Pelaksana Tugas (Plt) Kepala Dinas Kebudayaan, Kepemudaan, Olahraga, dan Pariwisata (Disbudporapar) Surabaya, Herry Purwadi, mengatakan bahwa Kya-Kya Chunjie Fest dirancang sebagai perayaan Imlek yang menghadirkan pengalaman budaya yang otentik. Melalui beragam hiburan, pertunjukan seni, serta sajian kuliner khas pecinan di kawasan wisata pecinan Kembang Jepun.
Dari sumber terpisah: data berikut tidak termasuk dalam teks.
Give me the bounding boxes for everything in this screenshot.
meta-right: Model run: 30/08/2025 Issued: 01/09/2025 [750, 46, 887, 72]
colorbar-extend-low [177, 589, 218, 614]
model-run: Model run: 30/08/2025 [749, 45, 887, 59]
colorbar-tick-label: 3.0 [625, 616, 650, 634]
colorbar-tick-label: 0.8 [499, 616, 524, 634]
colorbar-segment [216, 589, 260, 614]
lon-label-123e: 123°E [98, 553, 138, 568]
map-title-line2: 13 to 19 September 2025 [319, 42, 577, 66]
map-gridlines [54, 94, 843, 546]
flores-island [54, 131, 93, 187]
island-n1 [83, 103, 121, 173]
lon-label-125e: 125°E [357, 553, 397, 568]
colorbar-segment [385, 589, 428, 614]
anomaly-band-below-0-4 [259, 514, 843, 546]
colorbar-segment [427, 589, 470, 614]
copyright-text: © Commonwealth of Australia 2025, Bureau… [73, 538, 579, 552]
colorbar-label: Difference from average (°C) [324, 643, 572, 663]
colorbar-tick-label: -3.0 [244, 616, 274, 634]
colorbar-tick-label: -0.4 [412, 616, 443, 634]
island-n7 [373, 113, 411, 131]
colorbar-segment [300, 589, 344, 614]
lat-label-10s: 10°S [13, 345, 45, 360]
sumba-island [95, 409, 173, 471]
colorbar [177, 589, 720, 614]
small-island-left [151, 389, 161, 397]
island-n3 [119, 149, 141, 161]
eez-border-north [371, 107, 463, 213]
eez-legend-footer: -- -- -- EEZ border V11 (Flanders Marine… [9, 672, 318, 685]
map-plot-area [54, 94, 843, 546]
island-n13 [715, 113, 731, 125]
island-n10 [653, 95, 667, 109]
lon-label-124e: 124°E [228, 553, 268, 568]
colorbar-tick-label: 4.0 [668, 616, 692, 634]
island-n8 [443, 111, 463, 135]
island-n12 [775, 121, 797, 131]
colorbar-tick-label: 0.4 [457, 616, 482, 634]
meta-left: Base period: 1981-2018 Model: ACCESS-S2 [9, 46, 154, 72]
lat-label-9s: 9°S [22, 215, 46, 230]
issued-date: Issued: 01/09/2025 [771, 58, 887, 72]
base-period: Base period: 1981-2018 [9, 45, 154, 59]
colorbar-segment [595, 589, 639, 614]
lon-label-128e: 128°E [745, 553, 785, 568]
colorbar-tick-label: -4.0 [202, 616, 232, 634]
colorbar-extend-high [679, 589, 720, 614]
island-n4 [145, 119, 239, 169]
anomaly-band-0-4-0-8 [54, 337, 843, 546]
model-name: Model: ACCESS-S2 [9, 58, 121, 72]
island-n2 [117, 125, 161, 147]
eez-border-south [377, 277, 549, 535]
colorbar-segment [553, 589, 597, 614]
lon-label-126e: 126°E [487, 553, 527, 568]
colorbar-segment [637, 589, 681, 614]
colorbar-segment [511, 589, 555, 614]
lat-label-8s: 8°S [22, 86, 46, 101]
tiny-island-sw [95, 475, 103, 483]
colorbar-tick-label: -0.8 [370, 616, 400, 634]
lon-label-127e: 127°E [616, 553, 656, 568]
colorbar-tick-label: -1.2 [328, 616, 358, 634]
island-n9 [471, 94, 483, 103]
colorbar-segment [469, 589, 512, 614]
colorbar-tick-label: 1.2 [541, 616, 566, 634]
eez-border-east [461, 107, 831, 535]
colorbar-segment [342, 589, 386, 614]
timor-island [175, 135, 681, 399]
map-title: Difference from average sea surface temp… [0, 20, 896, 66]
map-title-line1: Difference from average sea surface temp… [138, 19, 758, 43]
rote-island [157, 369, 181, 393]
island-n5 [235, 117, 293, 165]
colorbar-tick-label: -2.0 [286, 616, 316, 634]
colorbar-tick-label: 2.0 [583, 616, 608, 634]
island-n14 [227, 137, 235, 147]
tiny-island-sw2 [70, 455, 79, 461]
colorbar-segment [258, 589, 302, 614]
BACA JUGA:Madura Food Festival di Kya Kya Kembang Jepun Surabaya Hadirkan Perpaduan Madura-Tionghoa
BACA JUGA:Series Jejak Naga Utara Jawa (17) : Geliat Perniagaan Kembang Jepun
“Selain menghadirkan nuansa ilmlek, tujuan utama kegiatan ini adalah meningkatkan kunjungan wisatawan serta mendorong peningkatan pendapatan UMKM,” katanya. Khususnya di kawasan Kya-Kya Kembang Jepun dan kawasan pariwisata di sekitarnya.
Herry menjelaskan, rangkaian kegiatan dalam Kya-Kya Chunjie Fest 2026 sebenarnya tidak hanya terpusat pada malam hari. Tetapi juga diawali dengan kegiatan walking tour telah akan digelar sejak 7 dan 14 Februari 2026 pukul 09.00 WIB.
Selama festival berlangsung, pengunjung dapat menikmati berbagai pertunjukan kesenian Tionghoa, lebih dari 50 tenant kuliner khas pecinan, dan mini games berhadiah setiap hari.
“Seluruh tenant kuliner merupakan UMKM Surabaya, dan mayoritas performer berasal dari komunitas Tionghoa serta pelaku seni warga Surabaya. Ini menjadi bentuk kolaborasi antara pemerintah, komunitas, dan pelaku usaha lokal,” jelasnya.
Dampak ekonomi yang diharapkan antara lain peningkatan omzet harian UMKM di Kya-Kya Kembang Jepun, bertambahnya pendapatan tenaga kerja warga sekitar, termasuk pengemudi becak wisata, serta meningkatnya eksposur bagi pelaku usaha sektor pariwisata di kawasan tersebut.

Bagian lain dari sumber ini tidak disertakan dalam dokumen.